What Changes in Degraded Mode
| Capability | Normal | Degraded |
|---|---|---|
| Observe tmux panes | Yes | No |
| Interactive interrupt | Yes | No |
| Session management | Full | Limited |
| Agent spawn | tmux sessions | Direct spawn |
| Boot lifecycle | Handoff | Exit |
Agents in Degraded Mode
In degraded mode, agents:
- Cannot observe other agents' pane output
- Cannot interactively interrupt stuck agents
- Focus on beads/git state observation only
- Report anomalies but can't fix interactively
Boot specifically:
- Runs to completion and exits (no handoff)

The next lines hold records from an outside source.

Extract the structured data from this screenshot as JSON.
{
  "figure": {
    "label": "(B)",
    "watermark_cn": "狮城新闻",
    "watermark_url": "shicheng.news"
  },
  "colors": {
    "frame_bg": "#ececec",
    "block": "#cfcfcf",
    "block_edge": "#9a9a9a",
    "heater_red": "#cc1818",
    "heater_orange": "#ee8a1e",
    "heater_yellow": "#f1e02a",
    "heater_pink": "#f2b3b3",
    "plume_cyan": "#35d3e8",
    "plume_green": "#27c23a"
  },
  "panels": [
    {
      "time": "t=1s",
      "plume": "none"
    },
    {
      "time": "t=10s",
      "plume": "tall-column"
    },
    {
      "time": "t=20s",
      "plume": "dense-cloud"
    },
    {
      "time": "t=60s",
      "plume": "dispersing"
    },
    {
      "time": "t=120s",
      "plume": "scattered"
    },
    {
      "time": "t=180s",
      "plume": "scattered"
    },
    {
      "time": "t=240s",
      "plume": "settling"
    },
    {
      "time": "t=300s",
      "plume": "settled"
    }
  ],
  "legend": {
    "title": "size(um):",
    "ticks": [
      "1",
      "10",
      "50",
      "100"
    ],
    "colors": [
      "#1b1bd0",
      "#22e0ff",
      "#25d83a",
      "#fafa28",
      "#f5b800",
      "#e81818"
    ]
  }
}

- Limited to: start deacon, file beads, mail overseer
- Cannot: observe panes, nudge, interrupt
Recording Degraded Mode
# System entered degraded mode
bd create --type=event --event-type=mode.degraded \
--actor=system:daemon --target=rig:greenplace \
--payload='{"reason":"tmux unavailable"}'
bd update role-greenplace --add-label=mode:degraded --remove-label=mode:normal
Configuration vs State
| Type | Storage | Example |
|---|---|---|
| Static config | TOML files | Daemon tick interval |
| Operational state | Beads (events + labels) | Patrol muted |
| Runtime flags | Marker files | .deacon-disabled |
Static config rarely changes and doesn't need history. Operational state changes at runtime and benefits from audit trail. Marker files are fast checks that can trigger deeper beads queries.
Commands Summary
# Create operational event
bd create --type=event --event-type=<type> \
--actor=<entity> --target=<entity> --payload='<json>'
# Update state label
bd update <role-bead> --add-label=<dim>:<val> --remove-label=<dim>:<old>
# Query current state
bd list --type=role --label=<dim>:<val>
# Query state history
bd list --type=event --target=<entity>
# Boot management
gt dog status boot
gt dog call boot
gt dog prime boot
Events are the source of truth. Labels are the cache.